If you respond poorly to angry customers, they’ll feel justified in their anger and say bad things about your company. On the other hand, responding well can make a loyal customer out of an angry individual, which can lead to good word of mouth and increased customer retention.
Here are six ways to deal with unhappy customers:
1. Respond quickly. Making angry customers wait will only make them angrier because they think you’re ignoring them and that you consider them unimportant. When handling customer complaints, respond quickly and try to resolve issues as soon as possible. Providing fast customer service shows that you appreciate your customers’ business and value them as guests.
2. Keep the discussion public. When dealing with customer problems on social media, a concern that many business owners have is that everyone can see the conversation. This actually can be a good thing. Keeping the discussion on social media instead of conversing offline shows that you have nothing to hide and allows everyone to see how well you respond in a negative situation. Potential customers who can see how well you handled an unhappy customer’s complaint may choose to do business with you.
3. Do not offer stock responses. Most customers can spot a generic response that has been written to cover most customer issues. Many businesses copy and paste premade responses to certain types of problems without truly reading or understanding what a particular problem is. A stock response will make a customer feel like you’re not listening to them or really caring about their problem.
4. Make the conversation informal but respectful. When dealing with angry customers, it’s important to talk to them like normal people. Don’t fill the conversation with a bunch of company policy and technical speak, and avoid calling people “sir” or “ma’am.” Address customers by name, give them your name, and speak to them like you would to a friend.
For example, if a person posts a complaint on your website about a broken link, say something like: “Hello, Mike. My name is Sarah, and I’m very sorry about this problem. We’ve been having connection issues with our server lately, but we’re expecting that the situation will be fixed in a few hours.

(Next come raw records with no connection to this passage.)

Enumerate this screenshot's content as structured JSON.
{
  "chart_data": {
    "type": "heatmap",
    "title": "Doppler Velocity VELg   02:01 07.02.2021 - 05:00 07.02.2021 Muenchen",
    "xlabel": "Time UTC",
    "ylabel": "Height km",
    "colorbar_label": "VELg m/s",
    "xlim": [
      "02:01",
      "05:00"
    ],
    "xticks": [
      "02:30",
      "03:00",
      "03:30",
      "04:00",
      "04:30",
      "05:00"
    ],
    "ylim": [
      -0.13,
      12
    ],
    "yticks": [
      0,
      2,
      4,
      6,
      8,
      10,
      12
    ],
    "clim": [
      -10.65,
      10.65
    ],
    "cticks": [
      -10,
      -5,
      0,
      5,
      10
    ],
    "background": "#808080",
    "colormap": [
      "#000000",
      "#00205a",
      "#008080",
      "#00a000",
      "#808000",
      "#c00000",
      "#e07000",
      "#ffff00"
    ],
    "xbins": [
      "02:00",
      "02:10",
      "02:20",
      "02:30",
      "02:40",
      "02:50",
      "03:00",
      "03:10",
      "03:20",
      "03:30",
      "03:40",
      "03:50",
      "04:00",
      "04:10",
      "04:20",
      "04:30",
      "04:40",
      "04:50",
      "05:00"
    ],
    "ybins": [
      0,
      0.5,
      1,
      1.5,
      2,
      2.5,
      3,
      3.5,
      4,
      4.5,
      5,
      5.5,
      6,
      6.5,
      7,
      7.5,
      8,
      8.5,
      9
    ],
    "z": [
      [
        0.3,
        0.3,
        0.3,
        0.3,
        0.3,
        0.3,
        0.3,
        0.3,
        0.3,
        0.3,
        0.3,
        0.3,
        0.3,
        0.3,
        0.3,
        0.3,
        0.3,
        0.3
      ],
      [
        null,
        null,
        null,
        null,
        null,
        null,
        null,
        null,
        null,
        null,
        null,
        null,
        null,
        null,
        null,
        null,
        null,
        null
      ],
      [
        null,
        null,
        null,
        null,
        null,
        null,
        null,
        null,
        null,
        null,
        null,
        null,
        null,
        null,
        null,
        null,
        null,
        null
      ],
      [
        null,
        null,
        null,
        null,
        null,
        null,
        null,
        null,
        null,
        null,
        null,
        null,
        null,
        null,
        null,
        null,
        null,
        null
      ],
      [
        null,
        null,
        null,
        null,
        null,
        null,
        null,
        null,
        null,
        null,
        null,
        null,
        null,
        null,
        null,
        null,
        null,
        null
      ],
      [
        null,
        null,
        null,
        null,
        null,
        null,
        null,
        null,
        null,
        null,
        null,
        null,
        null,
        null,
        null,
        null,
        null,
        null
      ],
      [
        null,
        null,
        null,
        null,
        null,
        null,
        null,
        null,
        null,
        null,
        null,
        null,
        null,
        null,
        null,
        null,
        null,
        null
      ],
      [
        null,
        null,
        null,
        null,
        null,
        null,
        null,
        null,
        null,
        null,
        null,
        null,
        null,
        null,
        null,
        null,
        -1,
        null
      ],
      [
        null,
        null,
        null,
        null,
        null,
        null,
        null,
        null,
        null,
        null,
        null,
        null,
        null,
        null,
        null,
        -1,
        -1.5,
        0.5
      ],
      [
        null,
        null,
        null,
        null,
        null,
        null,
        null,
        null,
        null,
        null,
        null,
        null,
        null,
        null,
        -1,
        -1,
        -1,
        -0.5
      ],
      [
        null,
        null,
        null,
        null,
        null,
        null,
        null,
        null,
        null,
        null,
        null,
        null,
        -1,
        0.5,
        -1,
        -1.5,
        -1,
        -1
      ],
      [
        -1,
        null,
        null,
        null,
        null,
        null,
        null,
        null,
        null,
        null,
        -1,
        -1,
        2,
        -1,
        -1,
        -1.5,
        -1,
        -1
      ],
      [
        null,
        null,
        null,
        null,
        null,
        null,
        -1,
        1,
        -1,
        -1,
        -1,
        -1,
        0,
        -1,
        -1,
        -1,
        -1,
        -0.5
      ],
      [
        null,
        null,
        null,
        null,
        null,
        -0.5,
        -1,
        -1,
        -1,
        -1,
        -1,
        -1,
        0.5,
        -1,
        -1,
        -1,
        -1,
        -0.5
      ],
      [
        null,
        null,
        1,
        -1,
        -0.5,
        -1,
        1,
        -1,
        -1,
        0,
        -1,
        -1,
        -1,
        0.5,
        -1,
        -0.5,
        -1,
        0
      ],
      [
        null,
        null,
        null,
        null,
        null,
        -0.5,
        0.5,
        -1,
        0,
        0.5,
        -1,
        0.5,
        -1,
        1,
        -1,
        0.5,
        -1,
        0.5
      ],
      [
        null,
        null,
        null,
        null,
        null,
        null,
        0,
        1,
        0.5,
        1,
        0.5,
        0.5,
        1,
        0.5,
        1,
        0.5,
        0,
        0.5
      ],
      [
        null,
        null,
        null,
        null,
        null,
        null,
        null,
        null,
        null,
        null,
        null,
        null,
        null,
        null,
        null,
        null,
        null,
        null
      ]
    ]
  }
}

Hopefully, you’ll be able to get your order through soon!” This will make the conversation a little warmer and possibly help tone down any tension.
5. Offer sincere apologies. Just like you shouldn’t have premade responses to problems, you also shouldn’t have stock apologies. For example, some companies offer only generic apologies such as, “We’re terribly sorry for the inconvenience that this problem has caused.” Every problem should be handled personally. No matter who is at fault for the issue, a personal apology shows that you truly care about any trouble that may have been caused by your business.